Now, I don’t particularly like to think about the end of the world if I can avoid it as such speculations cater to my many neuroses, but  the Bulletin of the Atomic Scientists, a nonprofit that sets the famous Doomsday Clock, just moved us to two-and-a-half minutes from midnight, the closest it’s been to midnight since 1953.  Every year the big brains at the Atomic Bulletin consider the vast range of existential threats to humanity, and based on how close we are to nuclear holocaust, an anti-human singularity, runaway greenhouse effects or other ways in which we may murder ourselves, adjust our doom accordingly.  Luckily we are a resilient species, like cockroaches, so at least a breeding population of us will probably survive most man-made, non-divinely inspired apocalypses through a combination of adaptability and moxy, but if you had to take odds on it, in all likelihood our species will just die thirsty.

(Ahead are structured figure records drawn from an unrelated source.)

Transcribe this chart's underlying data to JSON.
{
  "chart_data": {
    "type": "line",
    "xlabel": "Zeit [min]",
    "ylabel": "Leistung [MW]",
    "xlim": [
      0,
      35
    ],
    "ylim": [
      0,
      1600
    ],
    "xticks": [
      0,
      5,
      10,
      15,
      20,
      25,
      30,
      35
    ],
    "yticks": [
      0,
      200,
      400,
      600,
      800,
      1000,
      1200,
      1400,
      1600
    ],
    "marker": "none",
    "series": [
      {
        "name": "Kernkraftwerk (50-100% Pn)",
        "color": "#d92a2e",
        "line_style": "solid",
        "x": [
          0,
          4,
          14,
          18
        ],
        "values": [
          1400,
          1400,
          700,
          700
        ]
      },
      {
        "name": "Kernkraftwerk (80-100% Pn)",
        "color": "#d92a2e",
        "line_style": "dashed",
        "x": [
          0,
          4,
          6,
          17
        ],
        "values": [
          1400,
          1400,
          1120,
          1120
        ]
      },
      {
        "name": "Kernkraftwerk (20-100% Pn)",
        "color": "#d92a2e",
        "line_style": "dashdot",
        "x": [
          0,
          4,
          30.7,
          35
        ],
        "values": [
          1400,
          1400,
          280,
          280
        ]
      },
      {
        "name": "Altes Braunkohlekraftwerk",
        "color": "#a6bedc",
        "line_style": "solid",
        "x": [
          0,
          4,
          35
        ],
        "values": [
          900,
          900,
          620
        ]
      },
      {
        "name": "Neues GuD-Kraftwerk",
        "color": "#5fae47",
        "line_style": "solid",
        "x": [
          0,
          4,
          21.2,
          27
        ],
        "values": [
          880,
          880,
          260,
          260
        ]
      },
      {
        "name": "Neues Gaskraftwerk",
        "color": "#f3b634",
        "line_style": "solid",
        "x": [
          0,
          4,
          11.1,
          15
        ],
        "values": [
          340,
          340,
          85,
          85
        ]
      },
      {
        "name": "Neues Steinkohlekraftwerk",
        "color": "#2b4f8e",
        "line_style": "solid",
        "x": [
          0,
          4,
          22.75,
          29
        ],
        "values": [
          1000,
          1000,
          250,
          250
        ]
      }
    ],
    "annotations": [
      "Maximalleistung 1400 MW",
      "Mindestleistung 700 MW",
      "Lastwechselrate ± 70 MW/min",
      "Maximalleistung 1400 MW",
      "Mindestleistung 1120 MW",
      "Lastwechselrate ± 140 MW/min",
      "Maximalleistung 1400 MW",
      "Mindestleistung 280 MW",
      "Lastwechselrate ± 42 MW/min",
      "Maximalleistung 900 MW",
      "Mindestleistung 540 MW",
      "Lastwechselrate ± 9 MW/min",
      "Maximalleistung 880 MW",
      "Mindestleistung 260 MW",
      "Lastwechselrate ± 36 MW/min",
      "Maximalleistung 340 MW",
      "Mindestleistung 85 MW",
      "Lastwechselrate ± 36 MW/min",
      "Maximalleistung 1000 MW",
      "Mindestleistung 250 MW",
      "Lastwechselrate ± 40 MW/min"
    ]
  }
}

We like to imagine all sorts of horrible ends for humanity, but the truth is we’ll probably just run out of stuff to drink (I mean let’s face it, you need at least a little water to make whiskey).  Less than 1% of the world’s freshwater is readily accessible and only 6 countries (Brazil, Russia, Canada, Indonesia, China and Colombia) have 50 percent of the world’s freshwater reserves.  I know Canada is looking a little nervous.  There are of course lots of other problems that lack of freshwater entails, like famine, disease, and global conflict over one of the most precious resources, but mostly we’ll just dehydrate.

Already, twenty-one of the world’s 37 largest aquifers have passed the tipping point, in that we’ve steadily removed more water than can effectively be replaced through natural means.  The Washington Post recently quoted Jay Famiglietti, senior water scientist at NASA’s Jet Propulsion Laboratory in California, a guy who is obviously trying to stay on top of the problem as saying, ““The water table is dropping all over the world…There’s not an infinite supply of water.”

We can live without a lot of things.  Water isn’t one of them.  While the odds of being immolated in an atomic fireball, succumbing to insidious biological or chemical terrorism, being hit by an asteroid, discombobulated by a gamma ray burst, or bumping up against the Four Horsemen of the Apocalypse are not zero, chances are unless we start looking for some nice water planets to harvest from, doomsday will simply be dry.  Then again, we’re pretty efficient at inventing new ways to drive ourselves to extinction.   As William Langewiesche said, “You should not see the desert simply as some faraway place of little rain. There are many forms of thirst”.